ペダルを漕ぐペースが上がり、28km/hくらいまでスピードが速まった。ほとんど無音で走るCR-Vが、そっと後ろに続く。朝8時のリッチモンド・パーク。平たい大理石に沢山のビー玉を転がした時のように、多くのサイクリストが縦横無尽に走っている。

ホンダCR-V 2.0i-MMDハイブリッドSR AWD eCVT(英国仕様)
ホンダCR-V 2.0i-MMDハイブリッドSR AWD eCVT(英国仕様)

筆者はアダプディブ・クルーズコントロール(ACC)を、公園の制限速度である32km/hへ設定していた。CR-Vの先をゆくサイクリストは、追走するクルマの速度を自分がコントロールしているとは考えていないだろう。

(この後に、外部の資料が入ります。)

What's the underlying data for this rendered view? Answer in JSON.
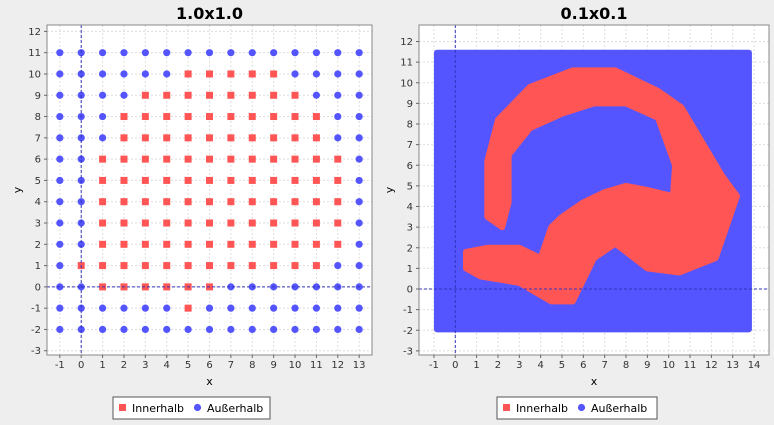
{
  "colors": {
    "inside": "#ff5555",
    "outside": "#5555ff",
    "background": "#eeeeee",
    "plot_bg": "#ffffff",
    "grid": "#dddddd",
    "crosshair": "#3333bb"
  },
  "chart_data": [
    {
      "type": "scatter",
      "title": "1.0x1.0",
      "xlabel": "x",
      "ylabel": "y",
      "xlim": [
        -1.6,
        13.6
      ],
      "ylim": [
        -3.2,
        12.3
      ],
      "xticks": [
        -1,
        0,
        1,
        2,
        3,
        4,
        5,
        6,
        7,
        8,
        9,
        10,
        11,
        12,
        13
      ],
      "yticks": [
        -3,
        -2,
        -1,
        0,
        1,
        2,
        3,
        4,
        5,
        6,
        7,
        8,
        9,
        10,
        11,
        12
      ],
      "grid": true,
      "legend_position": "bottom-center",
      "grid_x": [
        -1,
        13
      ],
      "grid_y": [
        -2,
        11
      ],
      "step": 1,
      "series": [
        {
          "name": "Innerhalb",
          "marker": "square",
          "color": "#ff5555",
          "rows": [
            {
              "y": 10,
              "x": [
                5,
                6,
                7,
                8,
                9
              ]
            },
            {
              "y": 9,
              "x": [
                3,
                4,
                5,
                6,
                7,
                8,
                9,
                10
              ]
            },
            {
              "y": 8,
              "x": [
                2,
                3,
                4,
                5,
                6,
                7,
                8,
                9,
                10,
                11
              ]
            },
            {
              "y": 7,
              "x": [
                2,
                3,
                4,
                5,
                6,
                7,
                8,
                9,
                10,
                11
              ]
            },
            {
              "y": 6,
              "x": [
                1,
                2,
                3,
                4,
                5,
                6,
                7,
                8,
                9,
                10,
                11,
                12
              ]
            },
            {
              "y": 5,
              "x": [
                1,
                2,
                3,
                4,
                5,
                6,
                7,
                8,
                9,
                10,
                11,
                12
              ]
            },
            {
              "y": 4,
              "x": [
                1,
                2,
                3,
                4,
                5,
                6,
                7,
                8,
                9,
                10,
                11,
                12
              ]
            },
            {
              "y": 3,
              "x": [
                1,
                2,
                3,
                4,
                5,
                6,
                7,
                8,
                9,
                10,
                11,
                12
              ]
            },
            {
              "y": 2,
              "x": [
                1,
                2,
                3,
                4,
                5,
                6,
                7,
                8,
                9,
                10,
                11,
                12
              ]
            },
            {
              "y": 1,
              "x": [
                0,
                1,
                2,
                3,
                4,
                5,
                6,
                7,
                8,
                9,
                10,
                11
              ]
            },
            {
              "y": 0,
              "x": [
                1,
                2,
                3,
                4,
                5,
                6
              ]
            },
            {
              "y": -1,
              "x": [
                5
              ]
            }
          ]
        },
        {
          "name": "Außerhalb",
          "marker": "circle",
          "color": "#5555ff",
          "rows": "all remaining integer grid points for x in [-1,13], y in [-2,11]"
        }
      ]
    },
    {
      "type": "scatter",
      "title": "0.1x0.1",
      "xlabel": "x",
      "ylabel": "y",
      "xlim": [
        -1.7,
        14.7
      ],
      "ylim": [
        -3.2,
        12.8
      ],
      "xticks": [
        -1,
        0,
        1,
        2,
        3,
        4,
        5,
        6,
        7,
        8,
        9,
        10,
        11,
        12,
        13,
        14
      ],
      "yticks": [
        -3,
        -2,
        -1,
        0,
        1,
        2,
        3,
        4,
        5,
        6,
        7,
        8,
        9,
        10,
        11,
        12
      ],
      "grid": true,
      "legend_position": "bottom-center",
      "extent": {
        "x": [
          -1,
          13.9
        ],
        "y": [
          -2.1,
          11.6
        ]
      },
      "step": 0.1,
      "series": [
        {
          "name": "Innerhalb",
          "marker": "square",
          "color": "#ff5555",
          "region": {
            "path": [
              [
                1.5,
                3.5
              ],
              [
                1.5,
                6.2
              ],
              [
                2,
                8.2
              ],
              [
                3.5,
                9.8
              ],
              [
                5.5,
                10.6
              ],
              [
                7.5,
                10.6
              ],
              [
                9.5,
                9.6
              ],
              [
                10.6,
                8.8
              ],
              [
                12.5,
                5.5
              ],
              [
                13.2,
                4.5
              ],
              [
                12.2,
                1.5
              ],
              [
                10.5,
                0.8
              ],
              [
                9,
                1
              ],
              [
                7.5,
                2.2
              ],
              [
                6.5,
                1.5
              ],
              [
                5.5,
                -0.6
              ],
              [
                4.5,
                -0.6
              ],
              [
                3,
                0.3
              ],
              [
                1.2,
                0.6
              ],
              [
                0.5,
                1
              ],
              [
                0.5,
                1.8
              ],
              [
                1.5,
                2
              ],
              [
                3,
                2
              ],
              [
                4,
                1.5
              ],
              [
                4.5,
                3
              ],
              [
                5,
                3.5
              ],
              [
                6,
                4.2
              ],
              [
                7,
                4.7
              ],
              [
                8,
                5
              ],
              [
                9,
                4.8
              ],
              [
                10.2,
                4.5
              ],
              [
                10.3,
                6
              ],
              [
                9.5,
                8.3
              ],
              [
                8,
                9
              ],
              [
                6.5,
                9
              ],
              [
                5,
                8.5
              ],
              [
                3.5,
                7.8
              ],
              [
                2.5,
                6.5
              ],
              [
                2.5,
                4.2
              ],
              [
                2.2,
                3
              ]
            ],
            "width": 1.9
          }
        },
        {
          "name": "Außerhalb",
          "marker": "circle",
          "color": "#5555ff",
          "region": "remaining area of the extent"
        }
      ]
    }
  ]
}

ミリ波レーダーとカメラ映像との組み合わせで、自車の前方に存在する車両などを検知する。自転車でも安全な距離を保ちながら、スムーズにクルマの速度を調整してくれる。

安全運転支援システムによる安心感

このACCは、大きな安心を与えてくれる素晴らしい技術だ。高速道路を安楽にクルージングできるだけではない。最近は郊外の一般道など、様々な道と速度域で活用している。

始めは、システムに任せるのが少し不安だった。初めての技術に対する、個人的な警戒心だった。

ホンダCR-V 2.0i-MMDハイブリッドSR AWD eCVT(英国仕様)
ホンダCR-V 2.0i-MMDハイブリッドSR AWD eCVT(英国仕様)

今はシステムを信頼している。右足をブレーキペダルへ添えていれば良い。サイクリストの後ろでも、CR-Vは自動的にスピードを調整して走ってくれる。

CR-Vに搭載されているACCは、車線維持支援システム(LKAS)と組み合わせて、運転の疲労を大幅に減らせる。しかもEVモードでは、歩行者へ自車の接近を知らせる人工サウンド以外、無音に近い。

ACCとLKASがアクティブな状態の車内は、とても穏やか。後ろの席では、瞑想しながらホットヨガのストレッチすらできそうだ。シートベルトは外せないが。

先日は、アリエル・ノマドがトライアンフのバイクと競う撮影で、英国西部の南ウェールズまで向かった。ロンドン郊外のAUTOCAR本社ビルからは、高速道路のM4号線で向かう数時間のドライブになる。

もちろんACCとLKASは稼働させた。高速道路でも、例えアトキンソン・サイクルのガソリンエンジンが始動しても、車内は平穏なまま。到着後、明らかに今までより疲労感が少ないことに気付いた。

CR-Vのシステムのように、新しい技術はわれわれの運転習慣を徐々に変化させている。運転支援システムだけではない。ハイブリッドとエネルギーの回生システムも同様。